A third strategy, now it's getting a little crazy, would be to start 4 separate MPI programs (8 processes each), one on each node of your cluster, and to join them as they execute. Read about MPI_Comm_connect and MPI_Open_port for details.

Finally, for extra fun, you might consider hybridising your program, running one MPI process on each node, and have each of those processes execute an OpenMP shared-memory (sub-)program.

High Performance Mark
All your three method are interesting, but I can not use them. I am working on a real big app, and can not change things like that.
Jérôme
+2  A: 

The specification says that MPI_Get_processor_name returns "A unique specifier for the actual (as opposed to virtual) node", so I think you'd be ok with that. I guess you'd do a gather to assemble all the host names and then assign groups of processors to go off and make their communicators; or dup MPI_COMM_WORLD, turn the names into integer hashes, and use mpi_comm_split to partition the set.

You could also take the approach janneb suggests and use implementation-specific options to mpirun to ensure that the MPI implementation assigns tasks that way; OpenMPI uses --byslot to generate this ordering; with mpich2 you can use -print-rank-map to see the mapping.

But is this really what you want to do? If the other processes are sitting idle while one processor is working, how is this better than everyone redundantly doing the calculation? (Or is this very memory or I/O intensive, and you're worried about contention?) If you're going to be doing a lot of this -- treating on-node parallelization very different from off-node parallelization -- then you may want to think about hybrid programming models - running one MPI task per node and MPI_spawning subtasks or using OpenMP for on-node communications, both as suggested by HPM.

Jonathan Dursi
MPI_Comm_split seems for me to be the best solution.

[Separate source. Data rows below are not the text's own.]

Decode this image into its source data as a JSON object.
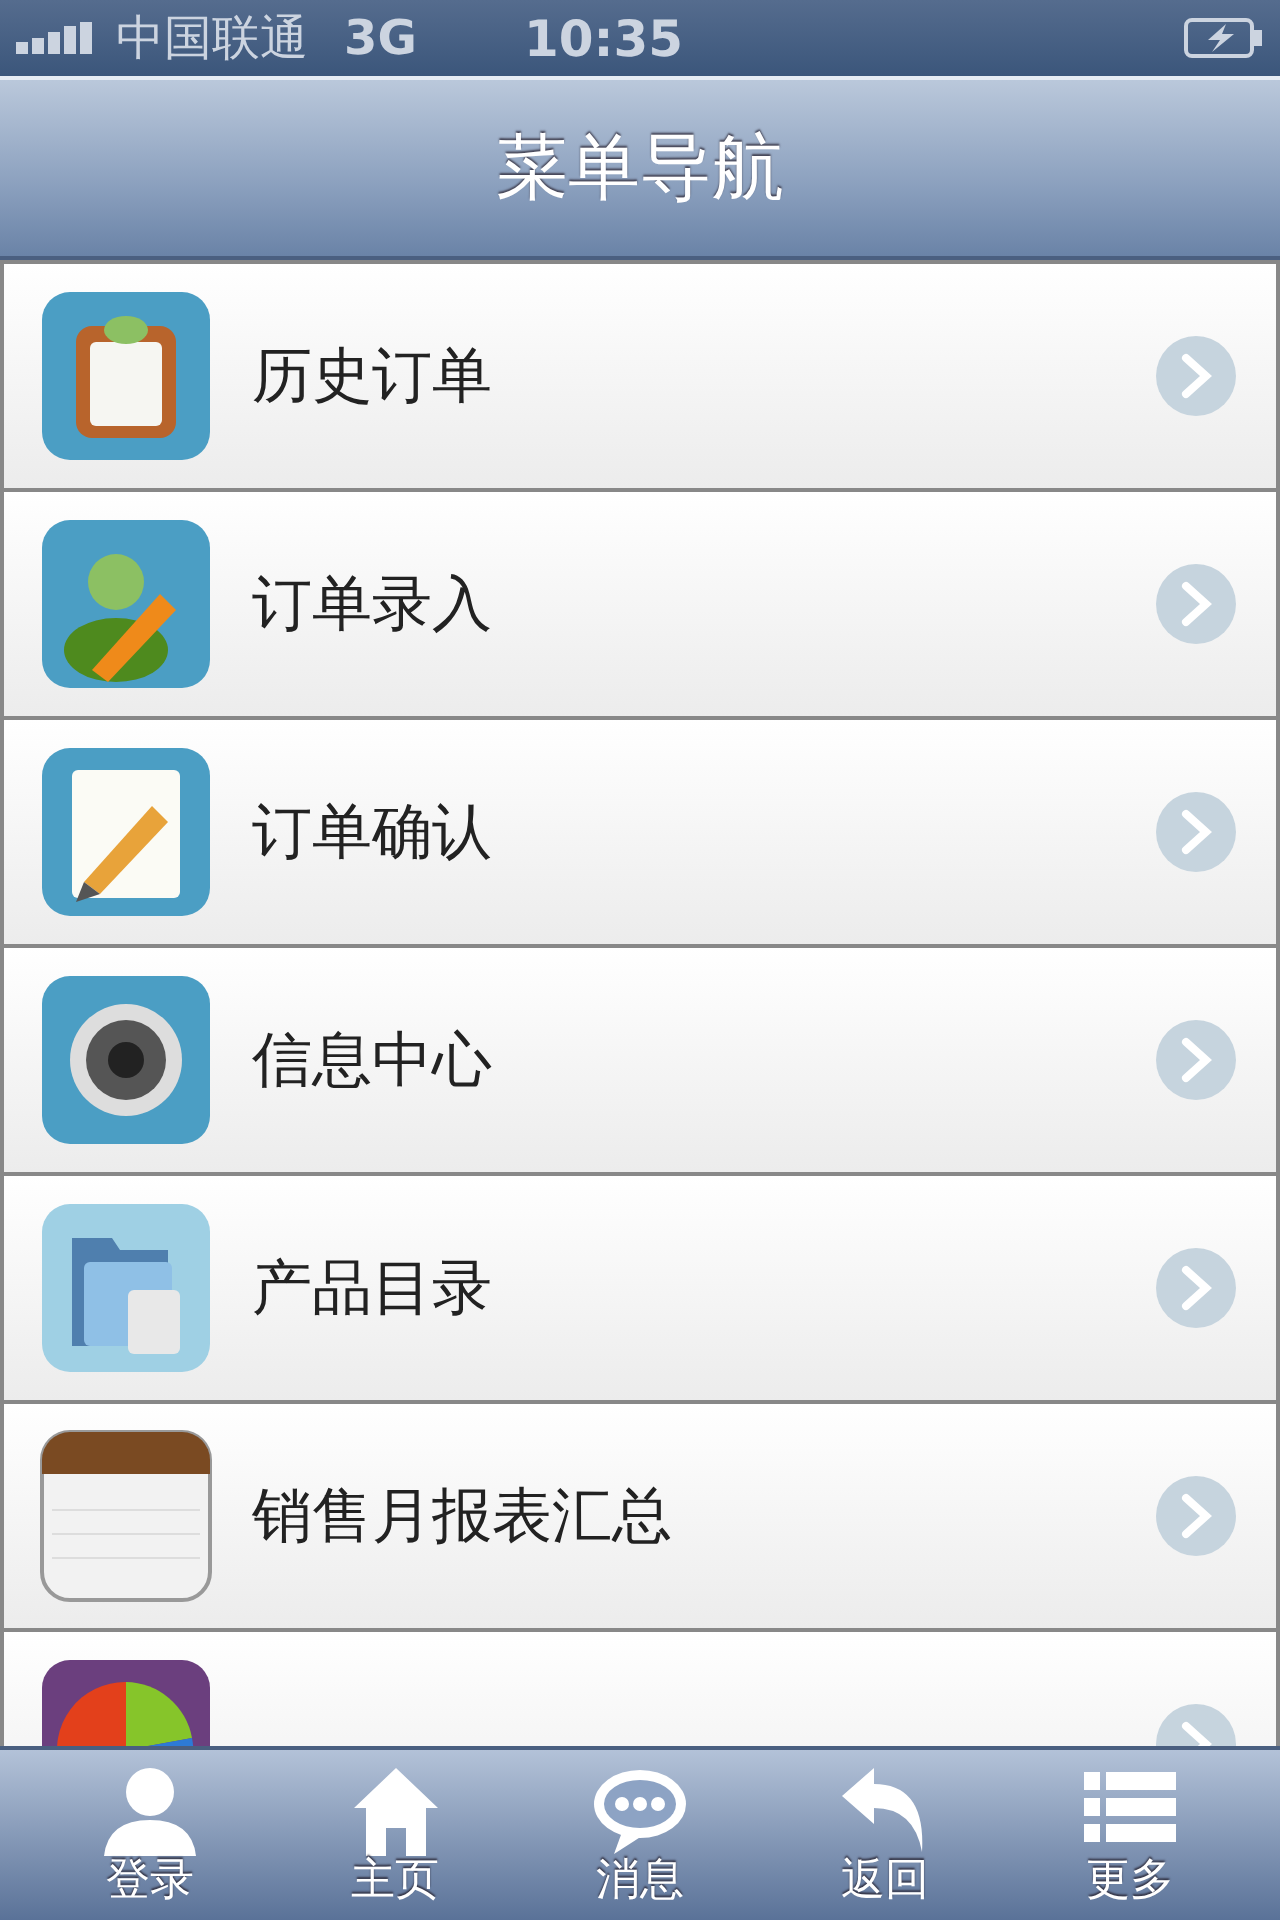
{
  "status_bar": {
    "carrier": "中国联通",
    "network": "3G",
    "time": "10:35"
  },
  "nav_bar": {
    "title": "菜单导航"
  },
  "menu": {
    "items": [
      {
        "kind": "full",
        "label": "历史订单"
      },
      {
        "kind": "full",
        "label": "订单录入"
      },
      {
        "kind": "full",
        "label": "订单确认"
      },
      {
        "kind": "full",
        "label": "信息中心"
      },
      {
        "kind": "full",
        "label": "产品目录"
      },
      {
        "kind": "full",
        "label": "销售月报表汇总"
      },
      {
        "kind": "cut_off"
      }
    ]
  },
  "tab_bar": {
    "items": [
      {
        "label": "登录"
      },
      {
        "label": "主页"
      },
      {
        "label": "消息"
      },
      {
        "label": "返回"
      },
      {
        "label": "更多"
      }
    ]
  }
}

I am testing it, but I wonder how OpenMPI handles it. If tasks in a communicator all belong to the same host, is OpenMPI smart enough to perform a Bcast with shared memory only? Is it possible to assign a policy to a communicator or bcast?
Jérôme
About your last question:Why is it better this way? I am working on a small part of a big HPC program. Hybrid approaches MPI + OpenMP have been tested, but the version I am working on is pure MPI. At this stage, 1 core = 1 MPI task. At some point in the program, MPI tasks call a Lapack function. All cores perform the same function on the same data. The idea is to perform this function on each host, but by only 1 MPI task, using a parallel implementation of this function. I am only hopping that ( Lapack_fc / nb_core + Bcast_time ) < Lapack_fc
Jérôme
All MPIs on the market are smart enough to use shared memory for local-only communications, and in fact will typically implement even global collectives via local operations first then global. Basically, anything obvious is already implmemented (unless there's a non-obvious reason that it's difficult). As to why hybrid (can be) better -- if throughout your code you have this distinction between on and off-node parallelism, your parallism model may as well reflect this. On the other hand, if this is just a small "one-off" inside a larger code, then maybe flat MPI is best.